AT&T Inc. (NYSE:T) announced on Friday that would no longer use perma-cookies used to track data transmitted from users smartphones. The perma-cookies use unique tracking ID’s to track user activity and locations and is used by advertisers.
In October AT&T admitted that it was testing out the tracking ID’s for a year after Verizon revealed that it was using similar perma-cookies. The hidden string of letters that cannot be cleared by the user will now be removed. However, Verizon on Friday claimed that it still continues to use the “super cookies” but said it is not inserted for business and government customers. Sprint and T-Mobile does not use these type of tracking IDs, but did not mention if it will follow the same move of AT&T.
“As with any program, we are constantly evaluating and this is no different,” said Verizon spokeswoman Debra Lewis.
Lewis added that consumers can request for opting out of advertising, but the codes are still used for marketing purposes. The data sent to advertisers is compiled from random digits that forms into a unique digital fingerprint. The data might not contain personal information, but can include numbers and addresses if the user submits them voluntarily. Currently, AT&T users are happy with the move by the company while other carrier subscribers are yet to provide similar decisions.

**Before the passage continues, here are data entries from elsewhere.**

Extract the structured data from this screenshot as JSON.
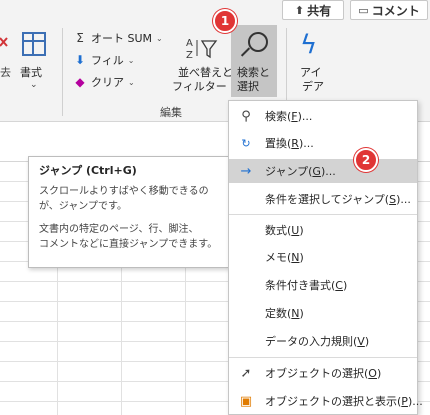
{
  "topbar": {
    "share_label": "共有",
    "comment_label": "コメント"
  },
  "ribbon": {
    "stub_label": "去",
    "format_label": "書式",
    "autosum_label": "オート SUM",
    "fill_label": "フィル",
    "clear_label": "クリア",
    "sort_label_line1": "並べ替えと",
    "sort_label_line2": "フィルター",
    "find_label_line1": "検索と",
    "find_label_line2": "選択",
    "ideas_label_line1": "アイ",
    "ideas_label_line2": "デア",
    "group_label": "編集"
  },
  "badges": {
    "first": "1",
    "second": "2"
  },
  "tooltip": {
    "title": "ジャンプ (Ctrl+G)",
    "line1": "スクロールよりすばやく移動できるの",
    "line2": "が、ジャンプです。",
    "line3": "文書内の特定のページ、行、脚注、",
    "line4": "コメントなどに直接ジャンプできます。"
  },
  "menu": {
    "find": {
      "pre": "検索(",
      "key": "F",
      "post": ")..."
    },
    "replace": {
      "pre": "置換(",
      "key": "R",
      "post": ")..."
    },
    "goto": {
      "pre": "ジャンプ(",
      "key": "G",
      "post": ")..."
    },
    "goto_special": {
      "pre": "条件を選択してジャンプ(",
      "key": "S",
      "post": ")..."
    },
    "formulas": {
      "pre": "数式(",
      "key": "U",
      "post": ")"
    },
    "notes": {
      "pre": "メモ(",
      "key": "N",
      "post": ")"
    },
    "cond_format": {
      "pre": "条件付き書式(",
      "key": "C",
      "post": ")"
    },
    "constants": {
      "pre": "定数(",
      "key": "N",
      "post": ")"
    },
    "validation": {
      "pre": "データの入力規則(",
      "key": "V",
      "post": ")"
    },
    "select_objects": {
      "pre": "オブジェクトの選択(",
      "key": "O",
      "post": ")"
    },
    "selection_pane": {
      "pre": "オブジェクトの選択と表示(",
      "key": "P",
      "post": ")..."
    }
  },
  "colors": {
    "badge": "#e03535",
    "highlight": "#d3d3d3",
    "accent": "#1e6fd1"
  }
}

AT&T claimed that these cookies were a part of a testing project and were phased out. The perma-cookies are the latest methods used by advertisers to target users based on location and ads while there are concerns about the misuse of information. Verizon faced a fine of $7.4 million for not notifying users that the information sent to advertisers can be opted out. The company blamed technical glitches and “oversight” and promised stronger user privacy policies in the future.